Configuration Effect Notes
VC only (≈VCD) Bias improves; sensitivity unchanged Addresses only half the problem
TC only Sensitivity improves; bias unchanged Addresses the other half
VC + TC (SCI) Both problems simultaneously improved Advantage of the unified framework
SCI3→SCI5→SCI7 Consistent 1–2% gains Test-time scaling is effective

Key Findings

  • Minimal overlap between bias and sensitivity samples: Only 7.34% of the 24.68% hard samples identified for LLaVA-NeXT are shared with Qwen2-VL, confirming that robustness is model-specific.
  • Qwen2-VL is generally more robust but more susceptible to bias; LLaVA-NeXT exhibits more pronounced sensitivity issues.
  • Monotonic improvement from SCI3 to SCI7 suggests that the potential of test-time robustness scaling remains largely unexplored.
  • TC and VC address distinct types of robustness failures and are mutually indispensable.

Highlights & Insights

  • Unification of VCD and CF-VQA: Revealing that VCD is equivalent to temperature-scaled TIE reweighting is a contribution of independent value.
  • Test-time robustness scaling: Unlike conventional test-time scaling (extending intermediate token length), robustness is improved by increasing counterfactual inference rounds—a direction orthogonal to CoT scaling.
  • DRBench design philosophy: A dynamic, model-specific benchmark that can be automatically constructed from any dataset, addressing the risk of fixed benchmarks being included in subsequent model training data.
  • The method is model-agnostic and can be directly integrated into any LVLM inference pipeline.

Limitations & Future Work

  • Inference cost scales linearly: SCI7 requires 7 forward passes.
  • The strategies for generating textual and visual variants are relatively straightforward; more sophisticated counterfactual generation may yield further improvements.
  • Temperature parameters \(\tau_1\) and \(\tau_2\) require manual tuning.
  • DRBench relies on specific counterfactual generation methods to construct bias and sensitivity subsets.
  • vs.

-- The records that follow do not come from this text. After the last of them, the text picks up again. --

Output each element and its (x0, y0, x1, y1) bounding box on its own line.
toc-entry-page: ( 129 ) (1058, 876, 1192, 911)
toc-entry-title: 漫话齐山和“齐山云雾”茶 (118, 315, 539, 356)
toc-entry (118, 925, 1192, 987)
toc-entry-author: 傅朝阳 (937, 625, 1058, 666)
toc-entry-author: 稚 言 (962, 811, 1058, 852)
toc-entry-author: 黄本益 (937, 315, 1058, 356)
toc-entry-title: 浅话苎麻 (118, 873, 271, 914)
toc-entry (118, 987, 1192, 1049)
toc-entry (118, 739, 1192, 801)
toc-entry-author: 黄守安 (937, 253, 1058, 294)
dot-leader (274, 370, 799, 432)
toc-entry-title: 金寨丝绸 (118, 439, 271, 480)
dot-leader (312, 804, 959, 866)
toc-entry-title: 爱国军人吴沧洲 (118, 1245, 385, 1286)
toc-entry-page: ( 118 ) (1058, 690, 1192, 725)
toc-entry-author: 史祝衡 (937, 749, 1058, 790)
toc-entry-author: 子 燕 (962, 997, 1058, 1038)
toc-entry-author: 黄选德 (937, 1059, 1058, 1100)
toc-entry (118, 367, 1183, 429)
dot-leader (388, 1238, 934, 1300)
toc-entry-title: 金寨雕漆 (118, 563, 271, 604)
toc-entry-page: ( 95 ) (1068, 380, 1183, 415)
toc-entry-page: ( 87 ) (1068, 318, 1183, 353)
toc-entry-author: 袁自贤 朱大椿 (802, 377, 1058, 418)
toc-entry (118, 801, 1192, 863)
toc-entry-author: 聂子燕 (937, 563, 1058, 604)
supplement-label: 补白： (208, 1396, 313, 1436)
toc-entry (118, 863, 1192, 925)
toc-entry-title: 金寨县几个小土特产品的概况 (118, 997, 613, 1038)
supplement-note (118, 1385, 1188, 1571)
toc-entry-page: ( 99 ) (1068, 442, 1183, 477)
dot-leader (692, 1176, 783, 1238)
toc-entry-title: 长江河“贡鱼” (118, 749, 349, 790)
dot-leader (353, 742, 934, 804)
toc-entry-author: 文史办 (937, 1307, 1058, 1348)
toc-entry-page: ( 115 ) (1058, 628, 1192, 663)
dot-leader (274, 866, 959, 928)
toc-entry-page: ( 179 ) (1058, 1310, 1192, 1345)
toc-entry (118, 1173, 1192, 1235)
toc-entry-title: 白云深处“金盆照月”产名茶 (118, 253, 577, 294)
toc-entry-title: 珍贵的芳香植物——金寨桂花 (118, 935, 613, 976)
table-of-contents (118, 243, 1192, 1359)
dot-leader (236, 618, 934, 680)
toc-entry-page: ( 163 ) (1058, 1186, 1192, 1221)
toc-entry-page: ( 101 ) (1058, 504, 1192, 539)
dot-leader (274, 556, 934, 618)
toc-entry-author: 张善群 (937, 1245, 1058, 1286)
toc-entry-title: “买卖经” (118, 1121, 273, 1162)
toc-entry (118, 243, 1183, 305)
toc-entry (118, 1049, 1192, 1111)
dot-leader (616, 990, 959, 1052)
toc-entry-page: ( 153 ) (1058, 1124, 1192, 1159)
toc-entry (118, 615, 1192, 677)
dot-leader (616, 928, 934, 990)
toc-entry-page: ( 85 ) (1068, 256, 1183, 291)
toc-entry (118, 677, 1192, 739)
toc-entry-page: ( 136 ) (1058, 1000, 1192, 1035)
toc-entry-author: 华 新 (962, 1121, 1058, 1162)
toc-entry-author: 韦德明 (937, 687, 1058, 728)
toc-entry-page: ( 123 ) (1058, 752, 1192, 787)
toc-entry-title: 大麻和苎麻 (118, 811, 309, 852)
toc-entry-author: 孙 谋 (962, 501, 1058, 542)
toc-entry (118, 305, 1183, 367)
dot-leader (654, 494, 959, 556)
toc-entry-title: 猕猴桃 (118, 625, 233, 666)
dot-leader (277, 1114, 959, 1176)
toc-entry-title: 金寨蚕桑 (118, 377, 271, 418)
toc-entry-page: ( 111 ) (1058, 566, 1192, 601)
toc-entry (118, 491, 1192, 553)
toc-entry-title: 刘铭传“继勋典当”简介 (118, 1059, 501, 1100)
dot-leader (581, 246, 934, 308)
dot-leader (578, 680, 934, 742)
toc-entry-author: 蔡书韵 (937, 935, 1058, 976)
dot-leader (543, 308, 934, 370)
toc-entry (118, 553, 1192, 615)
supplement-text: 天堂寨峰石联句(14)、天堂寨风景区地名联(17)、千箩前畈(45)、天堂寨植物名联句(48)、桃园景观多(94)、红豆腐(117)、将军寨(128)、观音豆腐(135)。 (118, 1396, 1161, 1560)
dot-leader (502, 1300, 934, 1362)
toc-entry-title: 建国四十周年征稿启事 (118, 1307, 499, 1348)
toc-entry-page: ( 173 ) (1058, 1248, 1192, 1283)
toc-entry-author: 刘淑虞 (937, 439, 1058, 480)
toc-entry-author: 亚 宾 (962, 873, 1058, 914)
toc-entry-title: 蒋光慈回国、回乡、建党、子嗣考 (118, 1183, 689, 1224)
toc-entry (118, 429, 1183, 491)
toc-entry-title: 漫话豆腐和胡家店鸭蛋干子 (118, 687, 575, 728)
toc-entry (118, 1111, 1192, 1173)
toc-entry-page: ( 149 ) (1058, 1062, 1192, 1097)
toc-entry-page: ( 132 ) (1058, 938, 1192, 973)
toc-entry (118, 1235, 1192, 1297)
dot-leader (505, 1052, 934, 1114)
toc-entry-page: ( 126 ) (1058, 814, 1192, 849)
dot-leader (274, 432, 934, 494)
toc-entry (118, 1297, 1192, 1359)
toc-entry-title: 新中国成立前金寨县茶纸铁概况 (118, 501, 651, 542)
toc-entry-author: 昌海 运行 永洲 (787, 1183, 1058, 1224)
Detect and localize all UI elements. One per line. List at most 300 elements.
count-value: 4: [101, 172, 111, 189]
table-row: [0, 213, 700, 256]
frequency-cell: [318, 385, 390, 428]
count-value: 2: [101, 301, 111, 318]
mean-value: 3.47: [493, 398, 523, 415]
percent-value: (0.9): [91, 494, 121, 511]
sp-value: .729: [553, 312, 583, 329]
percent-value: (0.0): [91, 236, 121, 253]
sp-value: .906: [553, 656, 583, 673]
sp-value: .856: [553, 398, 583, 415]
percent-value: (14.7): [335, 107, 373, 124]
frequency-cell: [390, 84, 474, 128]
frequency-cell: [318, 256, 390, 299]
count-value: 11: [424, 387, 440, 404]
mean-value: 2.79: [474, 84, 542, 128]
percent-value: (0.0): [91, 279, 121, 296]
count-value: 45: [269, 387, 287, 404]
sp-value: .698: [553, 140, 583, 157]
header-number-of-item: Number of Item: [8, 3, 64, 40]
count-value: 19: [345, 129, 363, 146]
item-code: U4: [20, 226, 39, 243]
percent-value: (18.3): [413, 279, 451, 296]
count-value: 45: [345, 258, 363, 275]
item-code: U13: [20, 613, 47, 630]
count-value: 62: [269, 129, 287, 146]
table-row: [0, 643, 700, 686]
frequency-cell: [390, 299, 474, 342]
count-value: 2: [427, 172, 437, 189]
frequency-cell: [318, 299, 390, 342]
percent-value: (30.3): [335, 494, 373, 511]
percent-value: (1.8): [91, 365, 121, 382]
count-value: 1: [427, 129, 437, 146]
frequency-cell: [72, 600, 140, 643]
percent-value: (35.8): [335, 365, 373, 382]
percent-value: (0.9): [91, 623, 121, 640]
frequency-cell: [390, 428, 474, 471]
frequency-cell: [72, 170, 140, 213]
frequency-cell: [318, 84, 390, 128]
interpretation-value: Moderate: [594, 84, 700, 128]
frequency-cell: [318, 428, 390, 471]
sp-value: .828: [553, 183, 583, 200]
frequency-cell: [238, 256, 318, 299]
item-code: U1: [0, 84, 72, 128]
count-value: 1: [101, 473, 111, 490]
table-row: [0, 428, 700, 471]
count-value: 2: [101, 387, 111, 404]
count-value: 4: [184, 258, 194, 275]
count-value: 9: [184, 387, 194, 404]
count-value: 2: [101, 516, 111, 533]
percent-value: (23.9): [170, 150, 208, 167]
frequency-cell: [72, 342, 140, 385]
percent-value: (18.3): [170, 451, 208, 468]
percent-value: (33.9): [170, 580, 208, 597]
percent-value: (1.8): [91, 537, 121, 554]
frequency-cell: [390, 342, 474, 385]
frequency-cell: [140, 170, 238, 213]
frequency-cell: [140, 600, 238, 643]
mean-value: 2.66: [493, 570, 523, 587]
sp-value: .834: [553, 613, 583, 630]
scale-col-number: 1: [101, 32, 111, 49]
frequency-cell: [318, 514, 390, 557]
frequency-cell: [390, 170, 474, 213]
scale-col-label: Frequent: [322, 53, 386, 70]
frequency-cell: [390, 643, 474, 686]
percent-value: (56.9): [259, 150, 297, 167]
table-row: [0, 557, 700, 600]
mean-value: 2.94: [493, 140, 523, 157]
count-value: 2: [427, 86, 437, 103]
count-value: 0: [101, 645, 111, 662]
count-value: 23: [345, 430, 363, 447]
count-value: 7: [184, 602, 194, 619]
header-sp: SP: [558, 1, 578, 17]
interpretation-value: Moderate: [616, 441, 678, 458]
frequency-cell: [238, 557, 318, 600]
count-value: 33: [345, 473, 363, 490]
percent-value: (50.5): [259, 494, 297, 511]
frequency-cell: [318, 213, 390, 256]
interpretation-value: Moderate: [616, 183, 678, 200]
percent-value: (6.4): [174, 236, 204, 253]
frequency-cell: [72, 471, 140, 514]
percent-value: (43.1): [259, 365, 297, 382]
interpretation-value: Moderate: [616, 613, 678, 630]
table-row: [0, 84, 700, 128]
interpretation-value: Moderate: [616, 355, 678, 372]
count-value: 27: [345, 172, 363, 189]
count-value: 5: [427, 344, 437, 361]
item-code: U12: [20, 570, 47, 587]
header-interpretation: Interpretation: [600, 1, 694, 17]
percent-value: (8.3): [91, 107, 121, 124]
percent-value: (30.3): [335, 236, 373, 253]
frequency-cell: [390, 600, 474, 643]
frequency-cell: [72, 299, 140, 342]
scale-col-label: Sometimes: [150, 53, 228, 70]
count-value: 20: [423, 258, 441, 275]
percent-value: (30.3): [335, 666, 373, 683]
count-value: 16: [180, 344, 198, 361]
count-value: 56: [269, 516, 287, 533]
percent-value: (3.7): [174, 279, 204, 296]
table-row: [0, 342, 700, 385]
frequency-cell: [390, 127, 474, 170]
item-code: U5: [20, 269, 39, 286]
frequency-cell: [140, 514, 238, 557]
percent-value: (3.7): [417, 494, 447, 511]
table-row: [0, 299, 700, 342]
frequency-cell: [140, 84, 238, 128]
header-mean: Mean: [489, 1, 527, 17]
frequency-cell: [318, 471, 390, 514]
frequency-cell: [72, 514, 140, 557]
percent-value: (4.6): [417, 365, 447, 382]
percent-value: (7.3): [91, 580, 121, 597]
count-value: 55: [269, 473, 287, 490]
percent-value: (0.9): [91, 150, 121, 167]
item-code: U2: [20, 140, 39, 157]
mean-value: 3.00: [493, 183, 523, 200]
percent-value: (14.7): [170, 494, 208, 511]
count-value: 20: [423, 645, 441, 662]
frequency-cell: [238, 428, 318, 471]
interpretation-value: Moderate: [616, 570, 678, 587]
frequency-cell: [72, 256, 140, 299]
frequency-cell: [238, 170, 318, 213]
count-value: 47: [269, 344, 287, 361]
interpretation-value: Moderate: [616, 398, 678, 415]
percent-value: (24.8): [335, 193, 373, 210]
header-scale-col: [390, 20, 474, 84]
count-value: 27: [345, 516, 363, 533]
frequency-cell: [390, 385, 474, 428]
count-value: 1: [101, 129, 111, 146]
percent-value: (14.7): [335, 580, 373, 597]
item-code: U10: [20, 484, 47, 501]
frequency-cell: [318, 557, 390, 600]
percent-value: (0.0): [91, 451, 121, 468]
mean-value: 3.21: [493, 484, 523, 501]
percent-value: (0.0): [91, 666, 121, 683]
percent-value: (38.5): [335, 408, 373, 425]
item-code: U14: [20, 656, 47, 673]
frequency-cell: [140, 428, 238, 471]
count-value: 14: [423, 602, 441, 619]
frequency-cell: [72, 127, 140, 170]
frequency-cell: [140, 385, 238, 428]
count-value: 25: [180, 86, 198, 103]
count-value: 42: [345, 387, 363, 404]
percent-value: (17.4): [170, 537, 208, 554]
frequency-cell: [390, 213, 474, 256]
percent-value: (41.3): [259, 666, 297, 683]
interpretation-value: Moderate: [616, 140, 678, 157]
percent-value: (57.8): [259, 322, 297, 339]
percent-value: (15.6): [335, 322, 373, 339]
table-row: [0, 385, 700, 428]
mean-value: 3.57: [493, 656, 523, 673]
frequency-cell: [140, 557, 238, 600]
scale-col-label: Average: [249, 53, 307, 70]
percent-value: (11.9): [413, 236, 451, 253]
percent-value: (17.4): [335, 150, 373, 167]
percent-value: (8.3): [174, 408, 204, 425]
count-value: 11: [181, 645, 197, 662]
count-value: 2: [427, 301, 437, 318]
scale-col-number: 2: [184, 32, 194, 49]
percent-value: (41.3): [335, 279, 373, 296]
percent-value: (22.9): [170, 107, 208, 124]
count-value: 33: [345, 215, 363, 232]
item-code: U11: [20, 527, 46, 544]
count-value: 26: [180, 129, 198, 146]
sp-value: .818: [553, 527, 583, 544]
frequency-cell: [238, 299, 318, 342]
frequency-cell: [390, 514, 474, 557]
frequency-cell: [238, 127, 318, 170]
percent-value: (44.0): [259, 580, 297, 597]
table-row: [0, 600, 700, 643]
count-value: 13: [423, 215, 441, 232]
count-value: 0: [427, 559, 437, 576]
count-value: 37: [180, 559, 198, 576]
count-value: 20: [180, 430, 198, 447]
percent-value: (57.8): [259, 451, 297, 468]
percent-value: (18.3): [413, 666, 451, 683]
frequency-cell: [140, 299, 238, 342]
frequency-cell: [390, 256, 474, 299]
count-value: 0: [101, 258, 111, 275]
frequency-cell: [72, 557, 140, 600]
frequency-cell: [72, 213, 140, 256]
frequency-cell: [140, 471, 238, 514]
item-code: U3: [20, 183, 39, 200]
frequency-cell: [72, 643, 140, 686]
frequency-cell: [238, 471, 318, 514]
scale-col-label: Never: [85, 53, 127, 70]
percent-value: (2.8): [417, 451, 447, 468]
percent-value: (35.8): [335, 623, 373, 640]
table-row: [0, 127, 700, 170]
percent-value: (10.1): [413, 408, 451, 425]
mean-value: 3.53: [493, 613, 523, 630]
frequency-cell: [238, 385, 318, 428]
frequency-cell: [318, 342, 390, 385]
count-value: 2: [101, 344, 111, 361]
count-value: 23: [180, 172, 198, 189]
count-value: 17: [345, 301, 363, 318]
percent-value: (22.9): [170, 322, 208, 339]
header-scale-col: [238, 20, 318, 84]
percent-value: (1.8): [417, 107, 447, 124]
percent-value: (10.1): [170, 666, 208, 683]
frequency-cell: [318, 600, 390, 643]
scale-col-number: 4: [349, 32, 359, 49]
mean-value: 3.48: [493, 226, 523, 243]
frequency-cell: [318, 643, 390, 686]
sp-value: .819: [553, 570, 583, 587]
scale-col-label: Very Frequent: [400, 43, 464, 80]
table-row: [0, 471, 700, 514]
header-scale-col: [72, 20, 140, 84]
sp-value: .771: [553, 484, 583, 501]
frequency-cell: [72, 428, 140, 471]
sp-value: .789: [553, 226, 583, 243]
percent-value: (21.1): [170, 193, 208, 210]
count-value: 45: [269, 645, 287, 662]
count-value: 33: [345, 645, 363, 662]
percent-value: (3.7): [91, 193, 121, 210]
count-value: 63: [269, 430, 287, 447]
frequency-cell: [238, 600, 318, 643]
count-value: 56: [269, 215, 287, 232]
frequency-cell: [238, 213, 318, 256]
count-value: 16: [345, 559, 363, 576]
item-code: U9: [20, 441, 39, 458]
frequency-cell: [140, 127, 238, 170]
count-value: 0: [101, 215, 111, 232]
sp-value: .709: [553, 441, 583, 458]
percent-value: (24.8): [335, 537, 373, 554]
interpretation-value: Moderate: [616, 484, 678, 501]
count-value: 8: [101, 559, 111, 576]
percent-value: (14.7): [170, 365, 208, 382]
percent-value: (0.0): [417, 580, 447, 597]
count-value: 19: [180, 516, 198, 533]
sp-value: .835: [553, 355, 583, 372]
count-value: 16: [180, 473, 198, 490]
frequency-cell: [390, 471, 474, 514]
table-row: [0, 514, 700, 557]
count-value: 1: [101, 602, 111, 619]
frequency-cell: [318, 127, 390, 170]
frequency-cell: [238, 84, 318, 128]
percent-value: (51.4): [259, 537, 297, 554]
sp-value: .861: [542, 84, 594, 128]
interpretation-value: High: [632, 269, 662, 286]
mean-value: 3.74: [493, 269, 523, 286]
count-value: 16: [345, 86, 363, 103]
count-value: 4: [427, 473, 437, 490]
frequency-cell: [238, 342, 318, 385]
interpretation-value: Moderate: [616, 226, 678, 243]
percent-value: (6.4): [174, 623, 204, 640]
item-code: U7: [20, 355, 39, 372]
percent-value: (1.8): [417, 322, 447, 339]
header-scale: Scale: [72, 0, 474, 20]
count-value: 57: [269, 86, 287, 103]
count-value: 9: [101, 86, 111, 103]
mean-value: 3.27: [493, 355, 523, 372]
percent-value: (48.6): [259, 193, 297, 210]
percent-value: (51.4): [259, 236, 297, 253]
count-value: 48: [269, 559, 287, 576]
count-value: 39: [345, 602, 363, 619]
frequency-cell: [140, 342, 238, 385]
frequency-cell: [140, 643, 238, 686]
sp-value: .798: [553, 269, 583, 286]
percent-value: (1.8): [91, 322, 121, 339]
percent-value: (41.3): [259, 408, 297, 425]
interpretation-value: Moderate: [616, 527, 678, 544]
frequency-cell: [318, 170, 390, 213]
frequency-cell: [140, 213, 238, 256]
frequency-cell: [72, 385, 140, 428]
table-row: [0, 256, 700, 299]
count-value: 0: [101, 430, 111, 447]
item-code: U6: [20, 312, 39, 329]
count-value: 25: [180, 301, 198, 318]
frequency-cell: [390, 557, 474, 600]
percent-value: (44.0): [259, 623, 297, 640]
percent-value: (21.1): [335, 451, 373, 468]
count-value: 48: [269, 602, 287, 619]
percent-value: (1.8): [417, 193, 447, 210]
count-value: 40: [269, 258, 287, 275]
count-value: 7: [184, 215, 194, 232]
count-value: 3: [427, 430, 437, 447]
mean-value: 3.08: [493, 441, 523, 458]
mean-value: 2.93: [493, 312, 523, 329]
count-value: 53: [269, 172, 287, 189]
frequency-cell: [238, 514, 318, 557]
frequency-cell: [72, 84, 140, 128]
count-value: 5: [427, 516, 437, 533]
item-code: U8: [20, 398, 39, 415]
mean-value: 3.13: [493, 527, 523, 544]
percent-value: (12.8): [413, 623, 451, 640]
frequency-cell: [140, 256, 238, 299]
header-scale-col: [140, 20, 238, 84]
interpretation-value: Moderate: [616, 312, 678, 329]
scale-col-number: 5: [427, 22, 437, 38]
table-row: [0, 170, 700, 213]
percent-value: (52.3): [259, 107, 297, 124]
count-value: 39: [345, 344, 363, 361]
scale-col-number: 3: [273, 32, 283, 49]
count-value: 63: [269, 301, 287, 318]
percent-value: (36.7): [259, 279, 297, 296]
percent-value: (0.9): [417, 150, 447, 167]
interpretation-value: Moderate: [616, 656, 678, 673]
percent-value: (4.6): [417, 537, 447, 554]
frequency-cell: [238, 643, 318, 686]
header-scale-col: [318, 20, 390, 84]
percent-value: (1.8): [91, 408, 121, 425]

VCD: VCD is a special case of SCI (\(N=0, M=1\)); SCI extends the counterfactual dimensions and introduces test-time scaling.
  • vs. CF-VQA / TDE: Causal analysis for debiasing in conventional VQA has been established in prior work; this paper demonstrates that the same principles apply to LVLMs and extend naturally to language sensitivity.

Rating

  • Novelty: ⭐⭐⭐⭐ — Unified analysis is insightful; test-time scaling direction is novel.
  • Experimental Thoroughness: ⭐⭐⭐⭐ — Six datasets, two models, and a well-designed DRBench.
  • Writing Quality: ⭐⭐⭐⭐⭐ — Theoretical analysis is elegant; the derivation from VCD to SCI is natural.
  • Value: ⭐⭐⭐⭐ — A practical inference-time robustness enhancement method.